The World Food Program has warned that food stocks are running out, with government rations down to a daily handful of rice or cornmeal. It has appealed again for additional American aid.
"Dear Leader" Kim Jong Il met the third anniversary of "Great Leader" Kim Il Sung's death on July 8 by announcing a formal end to the period of mourning, with his assumption of his father's remaining titles rumored to be in the offing. Meanwhile, North Korean generals warn ominously that "dark clouds of war are rushing toward our motherland," prelude to a coming "final battle" with their enemies--including the U.S.
Should Americans care about this food crisis, prepare for another Korean War or go about their summer unconcerned?
Sir Thomas More's classic "Utopia" was literally "no place," and that's what North Korea is for most Americans. More's tight little island was fully egalitarian, except for the privileges of the elite; so is North Korea. Utopia also was isolated and self-sufficient.
Kim Il Sung cut his small nation off from the world in search of personal power, but also in search of an old Korean ideal: that of a self-reliant hermit kingdom, a land unbesmirched by the foreign. This is a cardinal virtue among a people that has preserved its integrity and continuity in one place since the early Christian era. Much like Thomas More, in today's "borderless world" we observe this recalcitrant country with a mixture of fear, wonder and sardonic discomfort. Why worry about it?
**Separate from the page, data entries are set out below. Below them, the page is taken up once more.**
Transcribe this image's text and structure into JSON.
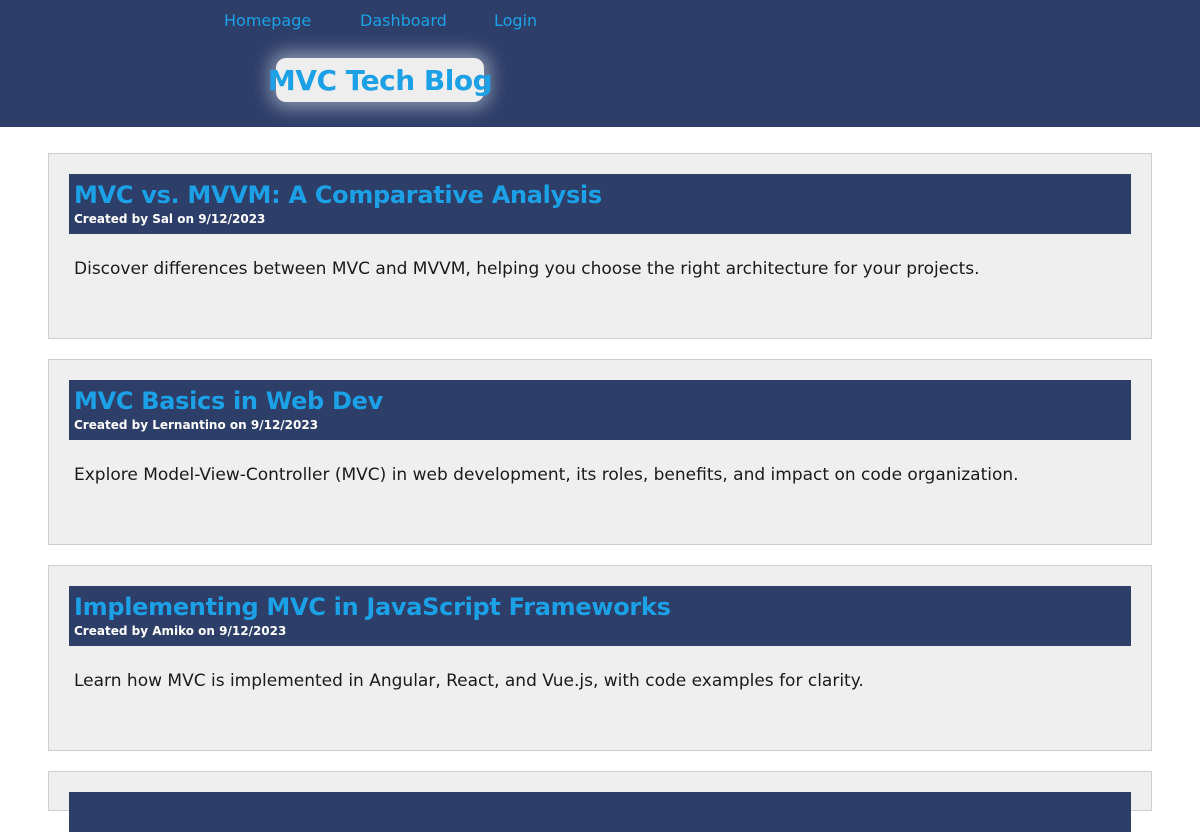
{
  "nav": {
    "items": [
      {
        "label": "Homepage"
      },
      {
        "label": "Dashboard"
      },
      {
        "label": "Login"
      }
    ]
  },
  "site": {
    "title": "MVC Tech Blog"
  },
  "posts": [
    {
      "title": "MVC vs. MVVM: A Comparative Analysis",
      "meta": "Created by Sal on 9/12/2023",
      "body": "Discover differences between MVC and MVVM, helping you choose the right architecture for your projects."
    },
    {
      "title": "MVC Basics in Web Dev",
      "meta": "Created by Lernantino on 9/12/2023",
      "body": "Explore Model-View-Controller (MVC) in web development, its roles, benefits, and impact on code organization."
    },
    {
      "title": "Implementing MVC in JavaScript Frameworks",
      "meta": "Created by Amiko on 9/12/2023",
      "body": "Learn how MVC is implemented in Angular, React, and Vue.js, with code examples for clarity."
    }
  ],
  "colors": {
    "header_bg": "#2d3e69",
    "accent": "#1ca0e6",
    "card_bg": "#efefef"
  }
}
Won't it collapse?
All through the 1990s, we have had predictions of North Korea's collapse. Yet this is a country that does well in crises and badly in the humdrum dailiness of competing with its neighbors. It is the only postwar communist nation to have had its territory occupied by foreign armies (during the Korean War), and in that war the U.S. Air Force exacted an appalling cost in North Korea, including the aerial destruction of major agricultural dams that provided water for 75% of North Korea's food production.
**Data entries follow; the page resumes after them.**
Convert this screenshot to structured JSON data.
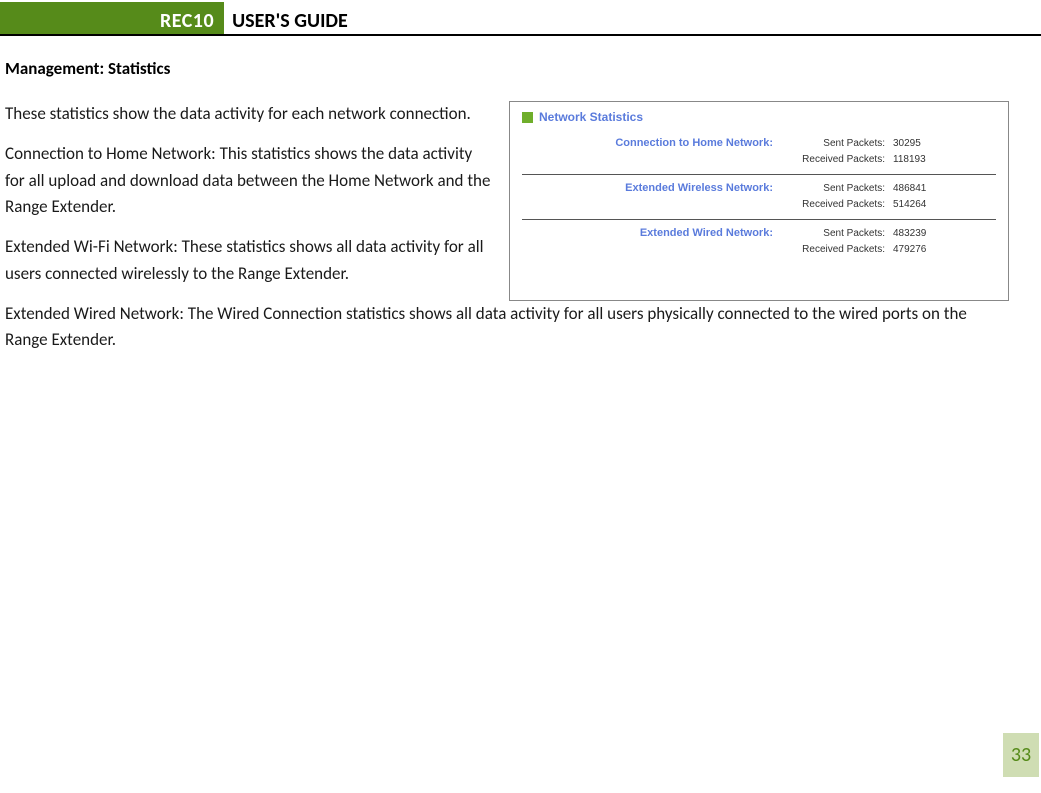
{
  "header": {
    "product": "REC10",
    "title": "USER'S GUIDE"
  },
  "section_title": "Management: Statistics",
  "paragraphs": {
    "p1": "These statistics show the data activity for each network connection.",
    "p2": "Connection to Home Network: This statistics shows the data activity for all upload and download data between the Home Network and the Range Extender.",
    "p3": "Extended Wi-Fi Network: These statistics shows all data activity for all users connected wirelessly to the Range Extender.",
    "p4": "Extended Wired Network: The Wired Connection statistics shows all data activity for all users physically connected to the wired ports on the Range Extender."
  },
  "panel": {
    "title": "Network Statistics",
    "labels": {
      "sent": "Sent Packets:",
      "received": "Received Packets:"
    },
    "groups": [
      {
        "name": "Connection to Home Network:",
        "sent": "30295",
        "received": "118193"
      },
      {
        "name": "Extended Wireless Network:",
        "sent": "486841",
        "received": "514264"
      },
      {
        "name": "Extended Wired Network:",
        "sent": "483239",
        "received": "479276"
      }
    ]
  },
  "page_number": "33"
}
Yet the elite and the people survived, living in caves, eating bark torn from trees, foraging mountain roots. Today's North Korean generals lived through that war as young officers. Why would they fold up their operation because of a peacetime food shortage? Backed up to the wall, they will fight.
In post-Cold War Washington, Seoul, and Pyongyang, hard-liners and soft-liners have competed for the ear of the top leaders. The hard-liners dance to the drumbeat of increased tension and impending collapse; the soft-liners play the violin of diplomacy and "soft landings" for Pyong-yang. Usually this awkward minuet means that nothing gets done; governments dither, inertia rules and massive amounts of grain sit rotting in expensive warehouses. If Washington reaches out to Pyongyang, Seoul cries foul. The State Department says one thing, the CIA says the opposite. Last fall, State Department officials rebuked hard-liners in Seoul for wanting "to throttle North Korea" and provoke its collapse by denying it food aid.
In recent weeks, Seoul has proclaimed that there is no food problem in the North. Meanwhile, the Pentagon projects North Korea's imminent collapse, and when Pyongyang's hard-liners think they won't get what they want, they threaten to derail the nuclear agreement. President Clinton was right to move toward a bit of independence from Seoul, trying to be an honest broker and making it harder for the South to dictate the pace of engagement with the North. Still, American food aid to North Korea has been much too little and soon it may be too late.
Apart from its bluster, North Korea always has been deeply insecure, seeing a thousand threats from the world beyond its moat of isolation. To compensate, it projects a fearsome image. Its fate now is to be surrounded by former friends and relentless enemies who have prospered mightily in the commercial "dailiness" now transforming East Asia. The food problem is unlikely to lead to collapse, but with enough help from the world it could bring Pyongyang out of isolation, which is the only way permanently to solve the food crisis and the seemingly endless Korean conflict. Much more important, Kim Jong Il's failed Utopia contains 23 million innocent people who need to be fed. It is time for a massive effort to aid the people of this odd, dangerous, exasperating, anachronistic and faintly poignant hermit kingdom.